I didn’t write much down at this conference, relying on videos to teach me, if I needed to get exact quotes later. But I did take down the following from Rainbow Eagle:
“We are in a time of coming into relationship again . . . Company is coming. How to prepare ourselves? How are we going to meet them?”
Exactly. For me, these questions from Rainbow Eagle go to the heart of the issue.
We are coming into relationship — with extraterrestrials and interdimensional beings; with worlds upon worlds and within worlds; with “natural laws” that may be quite different from those we operate within here.
Company is coming. People that don’t seem like us, like family; but if we pay close attention, and really welcome them, listen to them, feel them, they are.
How to prepare ourselves? They are company, not enemies. They are beings, just like we are beings, like dogs and trees and flowers and bees and rivers and mountains are beings, all of us in relationship.
How are we going to meet them? Do we shake hands? Do we put one hand over our heart and the other with palm extended? Do we place our hands in the prayer mudra and bow?

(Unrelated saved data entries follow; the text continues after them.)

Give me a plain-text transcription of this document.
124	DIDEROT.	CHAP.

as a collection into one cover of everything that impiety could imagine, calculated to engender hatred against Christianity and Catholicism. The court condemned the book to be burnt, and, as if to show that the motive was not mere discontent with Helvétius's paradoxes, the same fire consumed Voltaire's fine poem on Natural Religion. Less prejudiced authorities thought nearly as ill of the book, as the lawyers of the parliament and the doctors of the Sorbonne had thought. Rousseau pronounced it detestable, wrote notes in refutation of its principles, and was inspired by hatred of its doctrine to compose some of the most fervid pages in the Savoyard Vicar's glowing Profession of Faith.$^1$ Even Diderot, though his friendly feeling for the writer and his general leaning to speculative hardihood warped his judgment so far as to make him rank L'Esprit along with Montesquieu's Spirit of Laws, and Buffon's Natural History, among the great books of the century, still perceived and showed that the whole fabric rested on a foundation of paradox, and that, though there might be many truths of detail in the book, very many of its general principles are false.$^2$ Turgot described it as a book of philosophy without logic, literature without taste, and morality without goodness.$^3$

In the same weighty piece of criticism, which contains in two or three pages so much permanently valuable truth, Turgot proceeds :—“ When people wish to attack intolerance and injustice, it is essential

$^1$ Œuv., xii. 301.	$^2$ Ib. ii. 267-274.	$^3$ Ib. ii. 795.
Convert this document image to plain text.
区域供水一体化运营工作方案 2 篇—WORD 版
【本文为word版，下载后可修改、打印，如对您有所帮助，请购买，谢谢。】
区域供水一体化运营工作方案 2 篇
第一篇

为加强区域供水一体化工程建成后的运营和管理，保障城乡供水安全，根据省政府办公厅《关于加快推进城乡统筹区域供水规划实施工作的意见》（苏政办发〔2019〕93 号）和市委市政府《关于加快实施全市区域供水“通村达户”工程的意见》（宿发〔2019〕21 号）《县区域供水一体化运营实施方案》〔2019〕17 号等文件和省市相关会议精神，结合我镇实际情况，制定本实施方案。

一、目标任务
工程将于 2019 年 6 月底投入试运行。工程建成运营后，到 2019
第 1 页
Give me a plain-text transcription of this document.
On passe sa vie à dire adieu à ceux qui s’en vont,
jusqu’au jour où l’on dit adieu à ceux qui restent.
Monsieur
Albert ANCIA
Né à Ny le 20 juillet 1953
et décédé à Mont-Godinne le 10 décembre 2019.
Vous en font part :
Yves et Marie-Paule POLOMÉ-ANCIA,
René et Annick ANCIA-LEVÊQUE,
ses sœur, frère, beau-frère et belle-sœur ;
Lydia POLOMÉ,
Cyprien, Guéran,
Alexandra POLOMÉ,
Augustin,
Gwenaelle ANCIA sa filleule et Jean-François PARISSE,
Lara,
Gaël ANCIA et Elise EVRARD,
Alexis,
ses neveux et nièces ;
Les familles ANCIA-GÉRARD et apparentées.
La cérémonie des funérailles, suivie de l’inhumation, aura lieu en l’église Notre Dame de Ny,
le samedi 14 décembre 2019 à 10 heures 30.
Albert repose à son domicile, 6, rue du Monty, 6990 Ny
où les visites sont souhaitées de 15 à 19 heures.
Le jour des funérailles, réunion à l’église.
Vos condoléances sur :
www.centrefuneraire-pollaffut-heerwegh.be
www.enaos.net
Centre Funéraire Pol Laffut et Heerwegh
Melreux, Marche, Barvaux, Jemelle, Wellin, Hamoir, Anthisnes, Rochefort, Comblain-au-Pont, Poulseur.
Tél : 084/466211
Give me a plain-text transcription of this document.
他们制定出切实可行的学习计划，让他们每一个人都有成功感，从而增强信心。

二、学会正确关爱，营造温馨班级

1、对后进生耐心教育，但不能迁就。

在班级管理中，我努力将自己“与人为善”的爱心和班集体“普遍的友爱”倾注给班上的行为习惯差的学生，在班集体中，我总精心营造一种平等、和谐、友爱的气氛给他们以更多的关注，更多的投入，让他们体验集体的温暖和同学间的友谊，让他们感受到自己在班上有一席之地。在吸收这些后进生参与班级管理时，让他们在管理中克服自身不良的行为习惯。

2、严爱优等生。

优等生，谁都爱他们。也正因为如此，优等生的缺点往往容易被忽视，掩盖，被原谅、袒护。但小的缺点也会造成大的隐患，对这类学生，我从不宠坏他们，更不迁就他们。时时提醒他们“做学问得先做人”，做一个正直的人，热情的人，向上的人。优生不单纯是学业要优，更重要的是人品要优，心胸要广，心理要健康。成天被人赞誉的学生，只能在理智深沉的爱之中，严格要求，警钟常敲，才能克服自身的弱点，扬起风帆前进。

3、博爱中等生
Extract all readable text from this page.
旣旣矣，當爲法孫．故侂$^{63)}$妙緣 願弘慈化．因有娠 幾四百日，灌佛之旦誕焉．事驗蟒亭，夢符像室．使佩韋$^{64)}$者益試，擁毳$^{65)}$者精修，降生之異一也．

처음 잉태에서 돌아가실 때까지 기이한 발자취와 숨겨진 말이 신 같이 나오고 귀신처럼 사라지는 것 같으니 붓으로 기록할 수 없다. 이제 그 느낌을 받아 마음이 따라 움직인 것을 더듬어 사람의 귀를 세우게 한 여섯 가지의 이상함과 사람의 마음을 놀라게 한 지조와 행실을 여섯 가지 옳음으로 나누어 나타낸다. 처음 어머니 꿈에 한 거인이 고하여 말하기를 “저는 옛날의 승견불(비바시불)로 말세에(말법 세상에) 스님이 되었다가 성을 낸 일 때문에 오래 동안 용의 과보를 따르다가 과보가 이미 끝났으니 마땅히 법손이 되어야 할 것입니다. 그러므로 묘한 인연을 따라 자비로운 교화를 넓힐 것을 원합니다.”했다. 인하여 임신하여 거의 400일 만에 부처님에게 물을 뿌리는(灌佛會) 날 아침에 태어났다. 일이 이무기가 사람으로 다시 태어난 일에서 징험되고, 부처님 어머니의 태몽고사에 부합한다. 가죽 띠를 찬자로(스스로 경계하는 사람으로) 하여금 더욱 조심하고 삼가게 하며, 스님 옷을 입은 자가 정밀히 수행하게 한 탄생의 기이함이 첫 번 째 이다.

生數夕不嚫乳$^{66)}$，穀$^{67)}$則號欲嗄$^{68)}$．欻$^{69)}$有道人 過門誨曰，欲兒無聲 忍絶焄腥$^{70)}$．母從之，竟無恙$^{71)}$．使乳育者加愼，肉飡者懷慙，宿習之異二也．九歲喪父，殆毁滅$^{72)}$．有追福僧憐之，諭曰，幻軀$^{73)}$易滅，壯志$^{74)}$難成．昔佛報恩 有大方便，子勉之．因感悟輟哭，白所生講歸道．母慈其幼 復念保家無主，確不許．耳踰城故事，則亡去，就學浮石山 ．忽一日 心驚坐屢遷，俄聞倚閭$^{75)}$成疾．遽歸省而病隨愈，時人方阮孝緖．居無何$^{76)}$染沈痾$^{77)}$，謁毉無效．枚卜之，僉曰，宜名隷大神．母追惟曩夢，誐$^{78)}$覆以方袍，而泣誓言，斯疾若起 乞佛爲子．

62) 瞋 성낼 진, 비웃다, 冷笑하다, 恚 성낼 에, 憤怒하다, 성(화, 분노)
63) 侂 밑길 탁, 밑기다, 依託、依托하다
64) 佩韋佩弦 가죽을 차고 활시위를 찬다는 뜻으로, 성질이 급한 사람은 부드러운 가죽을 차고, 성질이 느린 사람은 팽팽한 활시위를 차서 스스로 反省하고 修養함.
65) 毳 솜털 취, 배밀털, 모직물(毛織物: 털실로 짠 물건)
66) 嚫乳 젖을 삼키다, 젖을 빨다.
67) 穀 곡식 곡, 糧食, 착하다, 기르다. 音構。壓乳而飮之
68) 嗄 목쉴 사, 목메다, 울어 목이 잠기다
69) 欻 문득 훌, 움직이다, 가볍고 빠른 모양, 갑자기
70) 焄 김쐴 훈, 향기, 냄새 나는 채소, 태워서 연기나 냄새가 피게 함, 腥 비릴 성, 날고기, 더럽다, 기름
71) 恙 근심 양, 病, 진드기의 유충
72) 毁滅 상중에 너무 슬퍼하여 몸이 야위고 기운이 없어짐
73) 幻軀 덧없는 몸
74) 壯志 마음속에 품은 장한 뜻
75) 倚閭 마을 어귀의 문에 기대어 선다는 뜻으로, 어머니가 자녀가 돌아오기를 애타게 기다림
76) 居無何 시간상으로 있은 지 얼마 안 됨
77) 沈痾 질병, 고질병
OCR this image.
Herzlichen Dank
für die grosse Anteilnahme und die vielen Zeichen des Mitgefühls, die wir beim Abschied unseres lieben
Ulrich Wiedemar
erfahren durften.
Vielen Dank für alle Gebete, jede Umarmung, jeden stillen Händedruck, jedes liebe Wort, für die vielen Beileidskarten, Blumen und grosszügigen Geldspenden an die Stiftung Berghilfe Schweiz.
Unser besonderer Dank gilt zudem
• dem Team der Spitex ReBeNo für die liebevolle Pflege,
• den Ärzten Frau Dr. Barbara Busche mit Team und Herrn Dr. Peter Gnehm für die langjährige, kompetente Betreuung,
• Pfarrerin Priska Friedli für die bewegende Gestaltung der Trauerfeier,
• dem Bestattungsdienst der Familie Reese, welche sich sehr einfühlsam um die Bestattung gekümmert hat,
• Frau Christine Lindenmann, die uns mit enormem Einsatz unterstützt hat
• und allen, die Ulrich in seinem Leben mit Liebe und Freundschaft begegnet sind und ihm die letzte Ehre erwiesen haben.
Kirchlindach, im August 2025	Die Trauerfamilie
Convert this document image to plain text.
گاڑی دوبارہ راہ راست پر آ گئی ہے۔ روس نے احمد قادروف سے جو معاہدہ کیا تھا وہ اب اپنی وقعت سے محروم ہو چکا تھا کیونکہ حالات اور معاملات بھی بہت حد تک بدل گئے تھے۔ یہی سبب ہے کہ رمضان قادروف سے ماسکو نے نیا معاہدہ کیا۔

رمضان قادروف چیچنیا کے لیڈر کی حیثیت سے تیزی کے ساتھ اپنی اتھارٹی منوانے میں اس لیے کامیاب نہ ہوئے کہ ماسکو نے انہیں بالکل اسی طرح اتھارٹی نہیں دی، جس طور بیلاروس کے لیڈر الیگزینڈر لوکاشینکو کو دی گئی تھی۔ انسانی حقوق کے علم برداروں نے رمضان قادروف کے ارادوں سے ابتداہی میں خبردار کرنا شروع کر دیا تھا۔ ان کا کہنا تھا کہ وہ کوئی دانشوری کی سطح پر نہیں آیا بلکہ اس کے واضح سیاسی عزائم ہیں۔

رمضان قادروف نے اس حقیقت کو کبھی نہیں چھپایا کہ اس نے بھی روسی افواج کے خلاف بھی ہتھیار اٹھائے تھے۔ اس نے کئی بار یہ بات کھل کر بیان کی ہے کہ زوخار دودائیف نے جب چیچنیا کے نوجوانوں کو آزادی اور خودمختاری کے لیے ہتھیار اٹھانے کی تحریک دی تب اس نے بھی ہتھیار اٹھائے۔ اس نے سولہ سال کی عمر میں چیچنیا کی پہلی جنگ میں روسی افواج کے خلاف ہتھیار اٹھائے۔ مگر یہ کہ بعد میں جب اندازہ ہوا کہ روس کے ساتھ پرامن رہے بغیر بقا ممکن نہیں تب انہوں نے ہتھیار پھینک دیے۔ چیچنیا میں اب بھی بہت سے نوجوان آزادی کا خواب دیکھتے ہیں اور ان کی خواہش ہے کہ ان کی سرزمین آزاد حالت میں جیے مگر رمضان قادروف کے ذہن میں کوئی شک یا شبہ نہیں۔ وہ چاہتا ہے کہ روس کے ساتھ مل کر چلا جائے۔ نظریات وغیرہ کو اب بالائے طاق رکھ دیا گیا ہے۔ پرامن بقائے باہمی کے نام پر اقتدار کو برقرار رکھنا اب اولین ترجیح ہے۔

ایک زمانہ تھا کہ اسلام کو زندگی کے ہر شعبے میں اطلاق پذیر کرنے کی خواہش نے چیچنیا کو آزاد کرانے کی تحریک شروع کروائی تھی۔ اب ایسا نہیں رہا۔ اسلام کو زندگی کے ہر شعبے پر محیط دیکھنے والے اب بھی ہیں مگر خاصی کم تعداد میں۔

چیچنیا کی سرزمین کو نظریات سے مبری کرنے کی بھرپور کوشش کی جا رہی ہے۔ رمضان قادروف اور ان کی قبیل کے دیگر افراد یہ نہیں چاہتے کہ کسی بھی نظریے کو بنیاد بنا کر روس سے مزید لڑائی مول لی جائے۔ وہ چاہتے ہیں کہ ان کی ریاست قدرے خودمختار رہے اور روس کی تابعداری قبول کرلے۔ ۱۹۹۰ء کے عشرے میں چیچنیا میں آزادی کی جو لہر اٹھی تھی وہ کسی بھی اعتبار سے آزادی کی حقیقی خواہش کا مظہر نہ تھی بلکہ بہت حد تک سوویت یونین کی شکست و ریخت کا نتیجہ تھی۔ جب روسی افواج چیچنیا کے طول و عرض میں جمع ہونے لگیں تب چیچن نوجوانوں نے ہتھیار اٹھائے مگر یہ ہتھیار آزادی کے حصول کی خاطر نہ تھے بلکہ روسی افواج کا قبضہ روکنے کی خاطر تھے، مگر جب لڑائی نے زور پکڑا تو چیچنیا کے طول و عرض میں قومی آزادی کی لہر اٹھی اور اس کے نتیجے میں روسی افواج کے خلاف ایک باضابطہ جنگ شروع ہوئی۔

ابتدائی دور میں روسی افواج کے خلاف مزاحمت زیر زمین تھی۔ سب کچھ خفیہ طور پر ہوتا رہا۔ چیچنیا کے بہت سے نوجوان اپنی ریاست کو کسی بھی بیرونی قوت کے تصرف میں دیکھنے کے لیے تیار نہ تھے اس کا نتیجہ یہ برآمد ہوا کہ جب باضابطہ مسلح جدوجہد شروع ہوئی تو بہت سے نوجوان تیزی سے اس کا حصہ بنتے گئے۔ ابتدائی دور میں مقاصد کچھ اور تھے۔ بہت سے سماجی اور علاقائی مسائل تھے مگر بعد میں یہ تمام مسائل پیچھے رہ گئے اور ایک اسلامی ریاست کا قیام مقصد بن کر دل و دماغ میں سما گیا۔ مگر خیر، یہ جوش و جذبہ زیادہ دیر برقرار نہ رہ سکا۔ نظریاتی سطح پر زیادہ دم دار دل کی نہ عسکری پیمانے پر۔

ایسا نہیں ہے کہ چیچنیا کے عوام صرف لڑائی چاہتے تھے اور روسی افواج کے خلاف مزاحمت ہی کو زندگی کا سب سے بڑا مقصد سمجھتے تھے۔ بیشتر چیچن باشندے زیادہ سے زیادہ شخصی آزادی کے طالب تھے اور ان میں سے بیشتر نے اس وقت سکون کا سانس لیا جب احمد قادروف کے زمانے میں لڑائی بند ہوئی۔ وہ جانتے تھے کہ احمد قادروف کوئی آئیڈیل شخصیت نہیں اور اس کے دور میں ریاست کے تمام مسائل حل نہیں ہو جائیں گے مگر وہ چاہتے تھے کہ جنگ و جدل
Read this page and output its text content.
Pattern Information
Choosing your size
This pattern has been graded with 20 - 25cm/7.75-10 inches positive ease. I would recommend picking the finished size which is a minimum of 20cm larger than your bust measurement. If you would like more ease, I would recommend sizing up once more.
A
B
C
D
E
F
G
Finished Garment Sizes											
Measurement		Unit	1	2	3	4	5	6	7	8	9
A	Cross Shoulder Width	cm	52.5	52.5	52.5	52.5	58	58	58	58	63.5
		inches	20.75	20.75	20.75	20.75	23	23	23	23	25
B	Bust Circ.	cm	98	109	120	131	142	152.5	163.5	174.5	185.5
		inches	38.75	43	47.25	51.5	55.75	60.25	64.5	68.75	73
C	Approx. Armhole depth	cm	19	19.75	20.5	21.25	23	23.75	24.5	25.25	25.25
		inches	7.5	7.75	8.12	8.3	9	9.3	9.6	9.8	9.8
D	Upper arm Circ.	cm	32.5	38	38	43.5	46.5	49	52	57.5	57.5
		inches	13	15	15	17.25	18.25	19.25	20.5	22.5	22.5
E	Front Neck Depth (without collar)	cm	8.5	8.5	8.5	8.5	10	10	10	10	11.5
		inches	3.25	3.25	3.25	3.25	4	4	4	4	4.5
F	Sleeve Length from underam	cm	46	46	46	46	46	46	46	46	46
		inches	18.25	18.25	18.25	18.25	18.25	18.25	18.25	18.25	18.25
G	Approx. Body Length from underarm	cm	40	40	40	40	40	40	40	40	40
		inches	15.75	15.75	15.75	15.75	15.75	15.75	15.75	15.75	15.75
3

I’ve heard that one permaculture elder, Penny Livingston-Stark, when asked what permaculture is, answers with one word: “relationships.” Permaculture studies the relationships between everything and everything else. Nothing is left out. Though we are not used to the idea that relationships include those with visitors from the cosmos, we might as well, because they are here, and more and more of us know it. To the extent that we still consider them “alien” is the extent to which we see them as “other,” separate from us, and scary, to be avoided or denied.
All other considerations dissolve into the cosmic ocean of relationship.